The first town on the River Severn, this is a popular base used by hikers wishing to explore the Cambrian Mountains, and there are over 30 marked walking routes around the town, many of which link up with other smaller villages nearby. Also passing through the town are the national trails Glyndwr's Way and Severn Way.
The Hafren Forest is a short drive from the town, a haven for watching red kites and the lake at Llyn Clywedog has sailing opportunities and fishing available through the local angling society. The old Market Town houses the Llanidloes Museum of Local History and Industry, this venue is packed with fascinating artefacts and educational displays. Plas Dinam country house offers horse riding, off road karting and country sport days.
This is the go to place for outdoor enthusiasts to make the most of the fantastic walking, riding & cycling opportunities, especially in the Cambrian Mountains National Park. The Ceredigion Coastal Path features numerous trails to choose from depending on how far you wish to travel. Whether for a full walking holiday or just a stroll along the cliffs to a village pub, this unspoilt route is perfect and has views out across the famous Cardigan Bay which is home to the UKs largest pod of dolphins.

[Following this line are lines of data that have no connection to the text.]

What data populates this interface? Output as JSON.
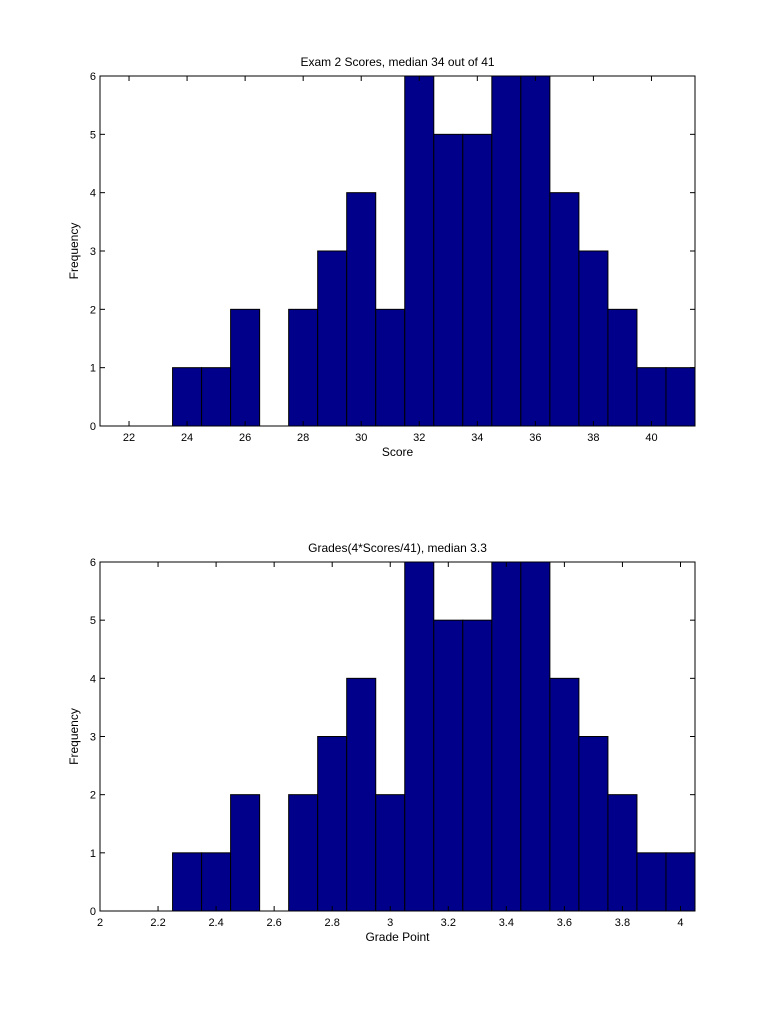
{
  "chart_data": [
    {
      "type": "bar",
      "title": "Exam 2 Scores, median  34 out of 41",
      "xlabel": "Score",
      "ylabel": "Frequency",
      "bar_color": "#00008b",
      "edge_color": "#000000",
      "xlim": [
        21,
        41.5
      ],
      "ylim": [
        0,
        6
      ],
      "xticks": [
        22,
        24,
        26,
        28,
        30,
        32,
        34,
        36,
        38,
        40
      ],
      "yticks": [
        0,
        1,
        2,
        3,
        4,
        5,
        6
      ],
      "x": [
        21,
        22,
        23,
        24,
        25,
        26,
        27,
        28,
        29,
        30,
        31,
        32,
        33,
        34,
        35,
        36,
        37,
        38,
        39,
        40,
        41
      ],
      "values": [
        0,
        0,
        0,
        1,
        1,
        2,
        0,
        2,
        3,
        4,
        2,
        6,
        5,
        5,
        6,
        6,
        4,
        3,
        2,
        1,
        1
      ],
      "bin_width": 1
    },
    {
      "type": "bar",
      "title": "Grades(4*Scores/41), median 3.3",
      "xlabel": "Grade Point",
      "ylabel": "Frequency",
      "bar_color": "#00008b",
      "edge_color": "#000000",
      "xlim": [
        2.0,
        4.05
      ],
      "ylim": [
        0,
        6
      ],
      "xticks": [
        2,
        2.2,
        2.4,
        2.6,
        2.8,
        3,
        3.2,
        3.4,
        3.6,
        3.8,
        4
      ],
      "yticks": [
        0,
        1,
        2,
        3,
        4,
        5,
        6
      ],
      "x": [
        2.1,
        2.2,
        2.3,
        2.4,
        2.5,
        2.6,
        2.7,
        2.8,
        2.9,
        3.0,
        3.1,
        3.2,
        3.3,
        3.4,
        3.5,
        3.6,
        3.7,
        3.8,
        3.9,
        4.0
      ],
      "values": [
        0,
        0,
        1,
        1,
        2,
        0,
        2,
        3,
        4,
        2,
        6,
        5,
        5,
        6,
        6,
        4,
        3,
        2,
        1,
        1
      ],
      "bin_width": 0.1
    }
  ]
}
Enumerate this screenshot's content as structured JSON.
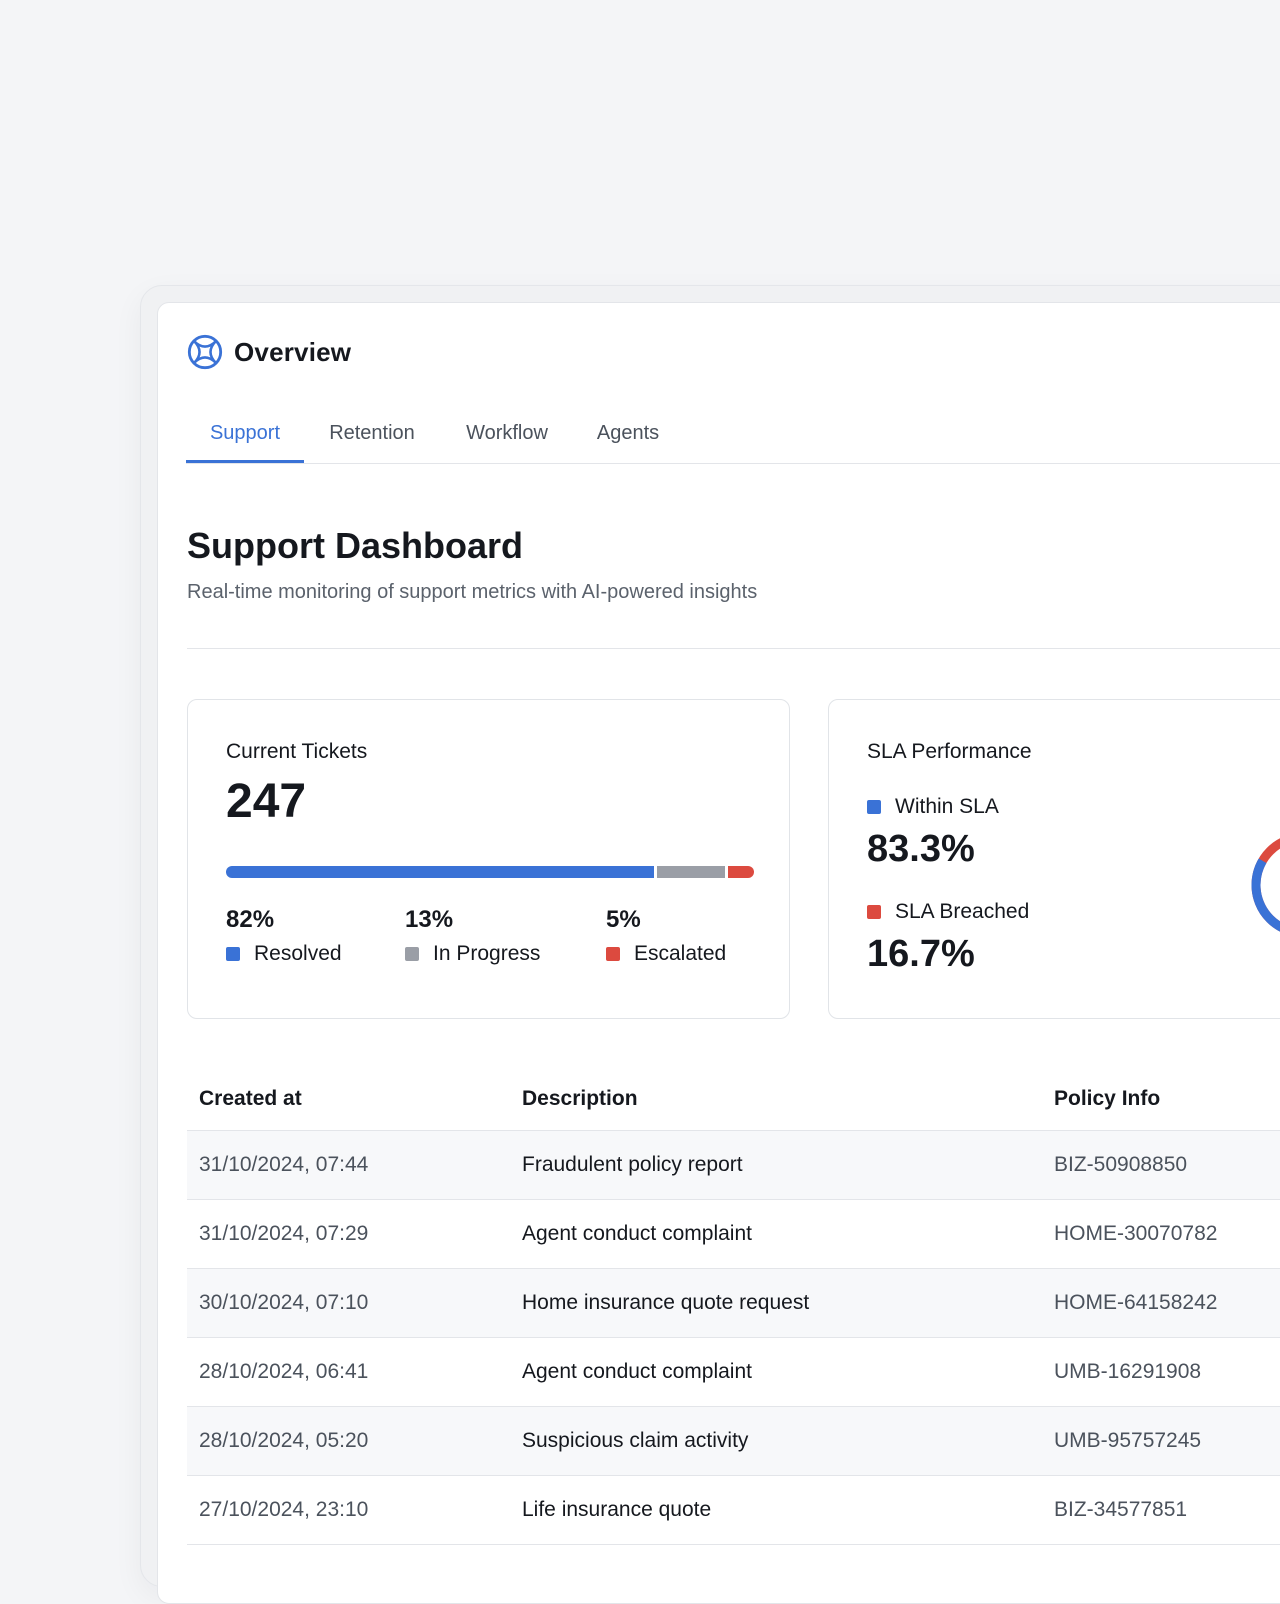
{
  "app": {
    "title": "Overview"
  },
  "tabs": [
    {
      "label": "Support",
      "active": true
    },
    {
      "label": "Retention",
      "active": false
    },
    {
      "label": "Workflow",
      "active": false
    },
    {
      "label": "Agents",
      "active": false
    }
  ],
  "page": {
    "title": "Support Dashboard",
    "subtitle": "Real-time monitoring of support metrics with AI-powered insights"
  },
  "tickets_card": {
    "label": "Current Tickets",
    "count": "247",
    "breakdown": [
      {
        "pct": "82%",
        "label": "Resolved",
        "value": 82,
        "color": "#3a72d6"
      },
      {
        "pct": "13%",
        "label": "In Progress",
        "value": 13,
        "color": "#9a9ea6"
      },
      {
        "pct": "5%",
        "label": "Escalated",
        "value": 5,
        "color": "#dc4a3f"
      }
    ]
  },
  "sla_card": {
    "label": "SLA Performance",
    "within": {
      "label": "Within SLA",
      "value": "83.3%",
      "color": "#3a72d6"
    },
    "breached": {
      "label": "SLA Breached",
      "value": "16.7%",
      "color": "#dc4a3f"
    }
  },
  "table": {
    "headers": [
      "Created at",
      "Description",
      "Policy Info"
    ],
    "rows": [
      {
        "created": "31/10/2024, 07:44",
        "description": "Fraudulent policy report",
        "policy": "BIZ-50908850"
      },
      {
        "created": "31/10/2024, 07:29",
        "description": "Agent conduct complaint",
        "policy": "HOME-30070782"
      },
      {
        "created": "30/10/2024, 07:10",
        "description": "Home insurance quote request",
        "policy": "HOME-64158242"
      },
      {
        "created": "28/10/2024, 06:41",
        "description": "Agent conduct complaint",
        "policy": "UMB-16291908"
      },
      {
        "created": "28/10/2024, 05:20",
        "description": "Suspicious claim activity",
        "policy": "UMB-95757245"
      },
      {
        "created": "27/10/2024, 23:10",
        "description": "Life insurance quote",
        "policy": "BIZ-34577851"
      }
    ]
  },
  "colors": {
    "accent": "#3a72d6",
    "gray": "#9a9ea6",
    "danger": "#dc4a3f"
  }
}
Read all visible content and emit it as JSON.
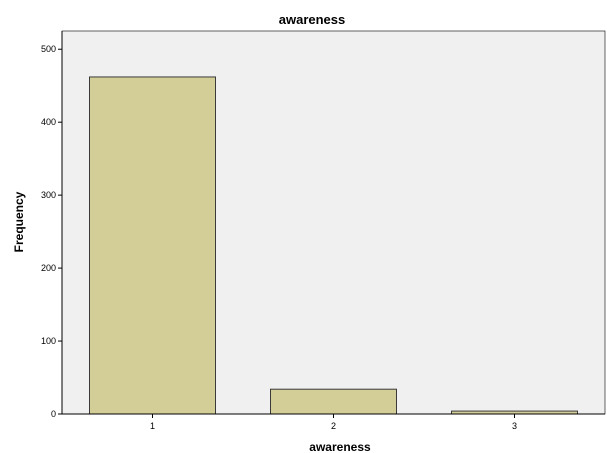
{
  "chart_data": {
    "type": "bar",
    "title": "awareness",
    "xlabel": "awareness",
    "ylabel": "Frequency",
    "categories": [
      "1",
      "2",
      "3"
    ],
    "values": [
      462,
      34,
      4
    ],
    "ylim": [
      0,
      525
    ],
    "yticks": [
      0,
      100,
      200,
      300,
      400,
      500
    ],
    "grid": false,
    "legend": "none",
    "colors": {
      "bar_fill": "#d3ce97",
      "bar_stroke": "#3a3a3a",
      "plot_background": "#f0f0f0",
      "axis": "#000000"
    }
  }
}
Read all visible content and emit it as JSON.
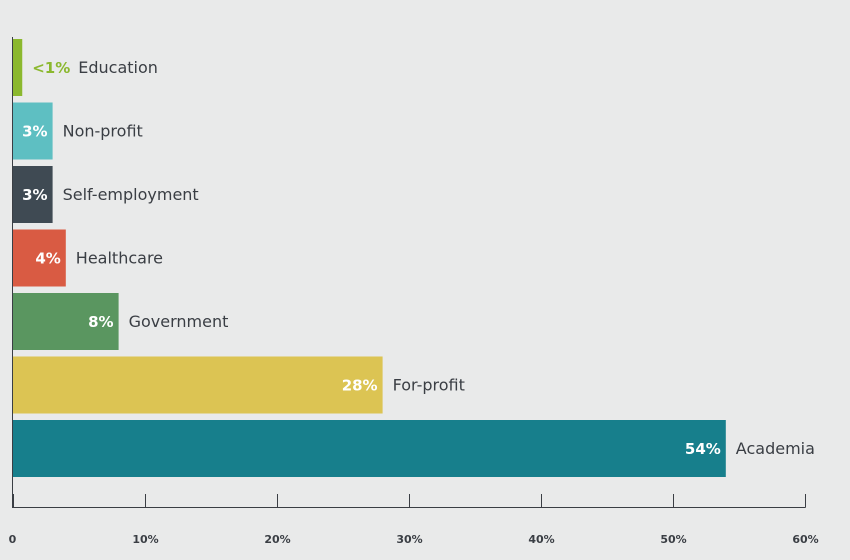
{
  "chart_data": {
    "type": "bar",
    "orientation": "horizontal",
    "title": "",
    "xlabel": "",
    "ylabel": "",
    "xlim": [
      0,
      60
    ],
    "grid": false,
    "legend": "none",
    "categories": [
      "Education",
      "Non-profit",
      "Self-employment",
      "Healthcare",
      "Government",
      "For-profit",
      "Academia"
    ],
    "values": [
      0.7,
      3,
      3,
      4,
      8,
      28,
      54
    ],
    "value_labels": [
      "<1%",
      "3%",
      "3%",
      "4%",
      "8%",
      "28%",
      "54%"
    ],
    "colors": [
      "#8bb82e",
      "#5ebfc2",
      "#3f4a53",
      "#d95b43",
      "#5a9660",
      "#dcc453",
      "#177f8c"
    ],
    "value_label_colors": [
      "#8bb82e",
      "#ffffff",
      "#ffffff",
      "#ffffff",
      "#ffffff",
      "#ffffff",
      "#ffffff"
    ],
    "value_label_position": [
      "outside",
      "inside",
      "inside",
      "inside",
      "inside",
      "inside",
      "inside"
    ],
    "x_ticks": [
      0,
      10,
      20,
      30,
      40,
      50,
      60
    ],
    "x_tick_labels": [
      "0",
      "10%",
      "20%",
      "30%",
      "40%",
      "50%",
      "60%"
    ]
  }
}
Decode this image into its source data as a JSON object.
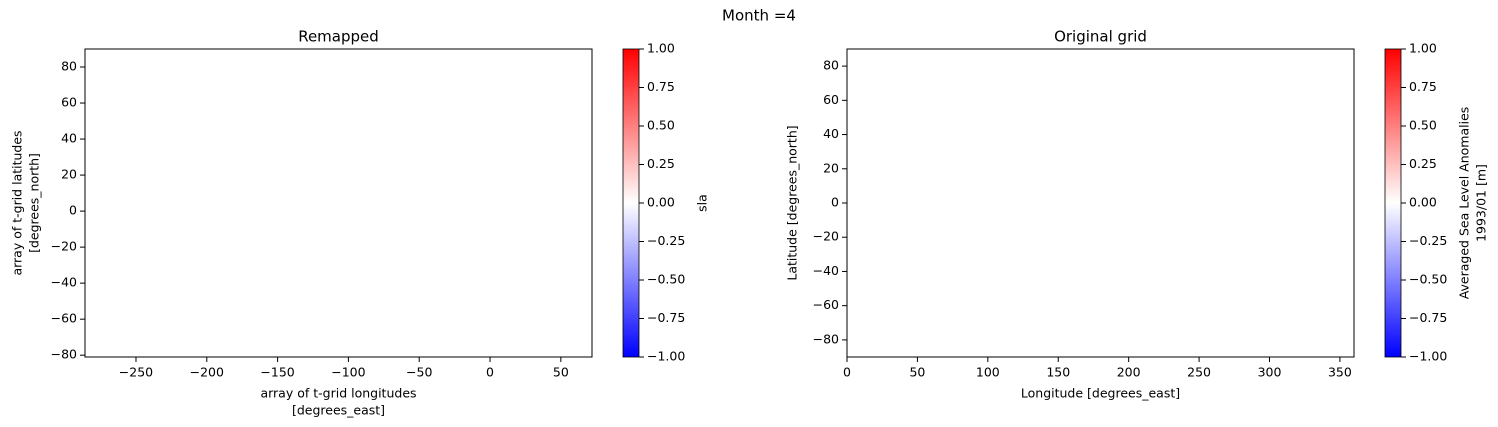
{
  "title": "Month =4",
  "chart_data": [
    {
      "type": "heatmap",
      "title": "Remapped",
      "xlabel": [
        "array of t-grid longitudes",
        "[degrees_east]"
      ],
      "ylabel": [
        "array of t-grid latitudes",
        "[degrees_north]"
      ],
      "xlim": [
        -286,
        72
      ],
      "ylim": [
        -81,
        90
      ],
      "xticks": [
        {
          "value": -250,
          "label": "−250"
        },
        {
          "value": -200,
          "label": "−200"
        },
        {
          "value": -150,
          "label": "−150"
        },
        {
          "value": -100,
          "label": "−100"
        },
        {
          "value": -50,
          "label": "−50"
        },
        0,
        50
      ],
      "yticks": [
        {
          "value": -80,
          "label": "−80"
        },
        {
          "value": -60,
          "label": "−60"
        },
        {
          "value": -40,
          "label": "−40"
        },
        {
          "value": -20,
          "label": "−20"
        },
        0,
        20,
        40,
        60,
        80
      ],
      "colorbar": {
        "label": [
          "sla"
        ],
        "lim": [
          -1,
          1
        ],
        "colors": [
          "#0000ff",
          "#ffffff",
          "#ff0000"
        ],
        "ticks": [
          {
            "value": -1,
            "label": "−1.00"
          },
          {
            "value": -0.75,
            "label": "−0.75"
          },
          {
            "value": -0.5,
            "label": "−0.50"
          },
          {
            "value": -0.25,
            "label": "−0.25"
          },
          {
            "value": 0,
            "label": "0.00"
          },
          {
            "value": 0.25,
            "label": "0.25"
          },
          {
            "value": 0.5,
            "label": "0.50"
          },
          {
            "value": 0.75,
            "label": "0.75"
          },
          {
            "value": 1,
            "label": "1.00"
          }
        ]
      }
    },
    {
      "type": "heatmap",
      "title": "Original grid",
      "xlabel": [
        "Longitude [degrees_east]"
      ],
      "ylabel": [
        "Latitude [degrees_north]"
      ],
      "xlim": [
        0,
        360
      ],
      "ylim": [
        -90,
        90
      ],
      "xticks": [
        0,
        50,
        100,
        150,
        200,
        250,
        300,
        350
      ],
      "yticks": [
        {
          "value": -80,
          "label": "−80"
        },
        {
          "value": -60,
          "label": "−60"
        },
        {
          "value": -40,
          "label": "−40"
        },
        {
          "value": -20,
          "label": "−20"
        },
        0,
        20,
        40,
        60,
        80
      ],
      "colorbar": {
        "label": [
          "Averaged Sea Level Anomalies",
          "1993/01 [m]"
        ],
        "lim": [
          -1,
          1
        ],
        "colors": [
          "#0000ff",
          "#ffffff",
          "#ff0000"
        ],
        "ticks": [
          {
            "value": -1,
            "label": "−1.00"
          },
          {
            "value": -0.75,
            "label": "−0.75"
          },
          {
            "value": -0.5,
            "label": "−0.50"
          },
          {
            "value": -0.25,
            "label": "−0.25"
          },
          {
            "value": 0,
            "label": "0.00"
          },
          {
            "value": 0.25,
            "label": "0.25"
          },
          {
            "value": 0.5,
            "label": "0.50"
          },
          {
            "value": 0.75,
            "label": "0.75"
          },
          {
            "value": 1,
            "label": "1.00"
          }
        ]
      }
    }
  ]
}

Dotted along the Wales-West England border are lots of lovely market towns, many of which have their own castle. This disputed ground has a large number of Roman and Norman medieval fortresses, today some are only ruins or just the earthen works remain however there are plenty which have restored to their former glory and are open to visitors.
Mid Wales also just touches on the edge of the Brecon Beacons, a popular mountain range for exploring caves, forest activities and other more extreme outdoor sports such as rock climbing and abseiling. A number of historic railways mean other regions of Wales are easily accessible for a day trip, and make for an enjoyable way to travel and take in the sights.